By 1947 the hospital was split from Botleys Park Colony and became St. Peter’s Hospital, its name derived from Chertsey’s Church. Botleys continued to function as a hospital for the mentally ill and not only had nursing staff but occupational therapists, social workers, psychologists, physiotherapists and speech therapists on hand to work with the patients. New patients were first taken to the Hospital Block for a full physical and mental assessment. The block was the hub of the hospital which contained an operating theatre, dental room, laboratory, x-ray department and pharmacy.

Patients at Botleys Park were classified into four groups determined by their age and levels of intellectual and physical disability. The first group of patients were young adults who were physically able but had some learning difficulties. These had generally been referred to the hospital for rehabilitation after “failing in the community”. Nursing for these patients concentrated on learning skills needed to care for themselves back in the community, such as “regular habits, good manners and satisfactory personal hygiene”. To enable this, patients worked in the laundry and needlework rooms, or worked in the farm or tended to the hospital grounds. The second group of patients were adults who had some learning difficulties but also suffered from physical conditions such as epilepsy. These patients required longterm care in sheltered accommodation. Their routine was more regimented. The third group were those, adults or children, who required continuous care and nursing due to either physical or mental conditions which prevented them from doing much for themselves. The final group were children who “cannot satisfy the educational requirements of normal school” due to physical conditions which affect their learning abilities.
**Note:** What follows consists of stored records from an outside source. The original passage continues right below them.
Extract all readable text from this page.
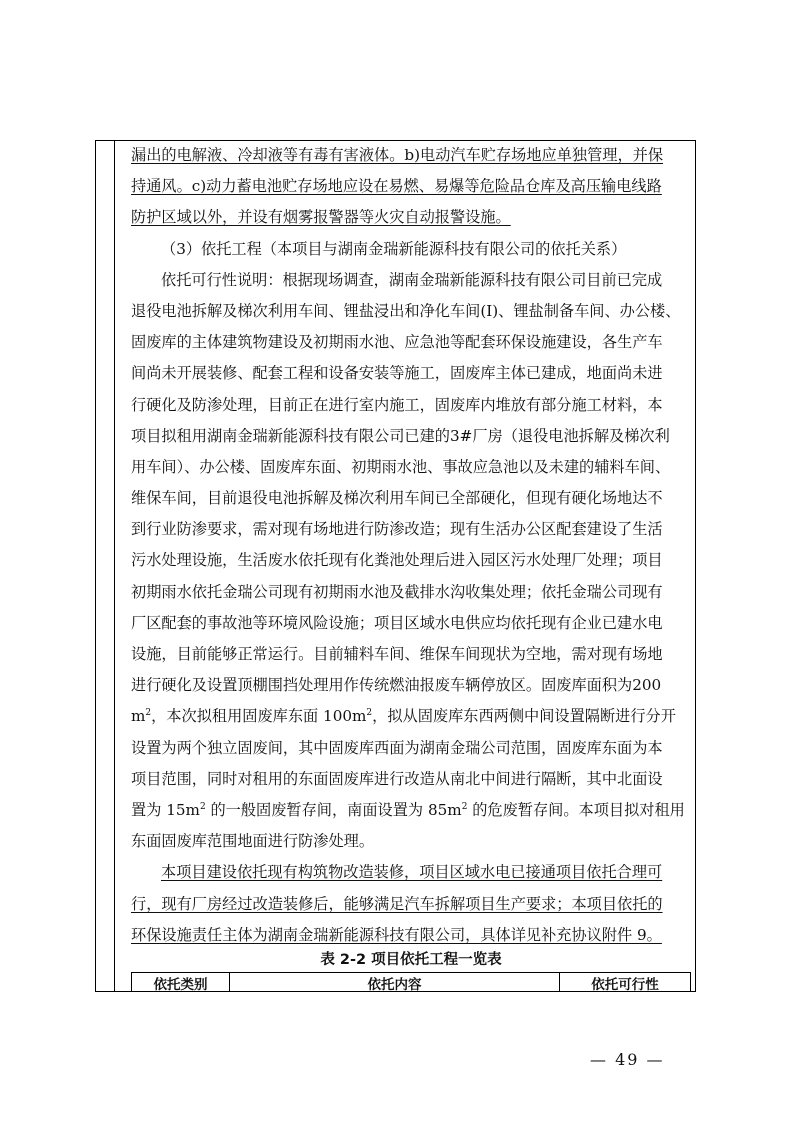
漏出的电解液、冷却液等有毒有害液体。b)电动汽车贮存场地应单独管理，并保
持通风。c)动力蓄电池贮存场地应设在易燃、易爆等危险品仓库及高压输电线路
防护区域以外，并设有烟雾报警器等火灾自动报警设施。
（3）依托工程（本项目与湖南金瑞新能源科技有限公司的依托关系）
依托可行性说明：根据现场调查，湖南金瑞新能源科技有限公司目前已完成
退役电池拆解及梯次利用车间、锂盐浸出和净化车间(I)、锂盐制备车间、办公楼、
固废库的主体建筑物建设及初期雨水池、应急池等配套环保设施建设，各生产车
间尚未开展装修、配套工程和设备安装等施工，固废库主体已建成，地面尚未进
行硬化及防渗处理，目前正在进行室内施工，固废库内堆放有部分施工材料，本
项目拟租用湖南金瑞新能源科技有限公司已建的3#厂房（退役电池拆解及梯次利
用车间）、办公楼、固废库东面、初期雨水池、事故应急池以及未建的辅料车间、
维保车间，目前退役电池拆解及梯次利用车间已全部硬化，但现有硬化场地达不
到行业防渗要求，需对现有场地进行防渗改造；现有生活办公区配套建设了生活
污水处理设施，生活废水依托现有化粪池处理后进入园区污水处理厂处理；项目
初期雨水依托金瑞公司现有初期雨水池及截排水沟收集处理；依托金瑞公司现有
厂区配套的事故池等环境风险设施；项目区域水电供应均依托现有企业已建水电
设施，目前能够正常运行。目前辅料车间、维保车间现状为空地，需对现有场地
进行硬化及设置顶棚围挡处理用作传统燃油报废车辆停放区。固废库面积为200
$m^2$，本次拟租用固废库东面 $100m^2$，拟从固废库东西两侧中间设置隔断进行分开
设置为两个独立固废间，其中固废库西面为湖南金瑞公司范围，固废库东面为本
项目范围，同时对租用的东面固废库进行改造从南北中间进行隔断，其中北面设
置为 $15m^2$ 的一般固废暂存间，南面设置为 $85m^2$ 的危废暂存间。本项目拟对租用
东面固废库范围地面进行防渗处理。
本项目建设依托现有构筑物改造装修，项目区域水电已接通项目依托合理可
行，现有厂房经过改造装修后，能够满足汽车拆解项目生产要求；本项目依托的
环保设施责任主体为湖南金瑞新能源科技有限公司，具体详见补充协议附件 9。
表 2-2 项目依托工程一览表
依托类别	依托内容	依托可行性
— 49 —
Whilst at Botleys Park adult patients, where possible, were given simple jobs such as taking in laundry from the town, packing compost and folding polythene sheeting. The money earned from this went towards their care and any treats or personal items they wished to buy. Over time, and with changes to medical treatment and the perception of how to treat patients with special needs, there was a move away from institutionalising those with learning difficulties and so by the 1980s Botleys Park was used solely for psychiatric patients.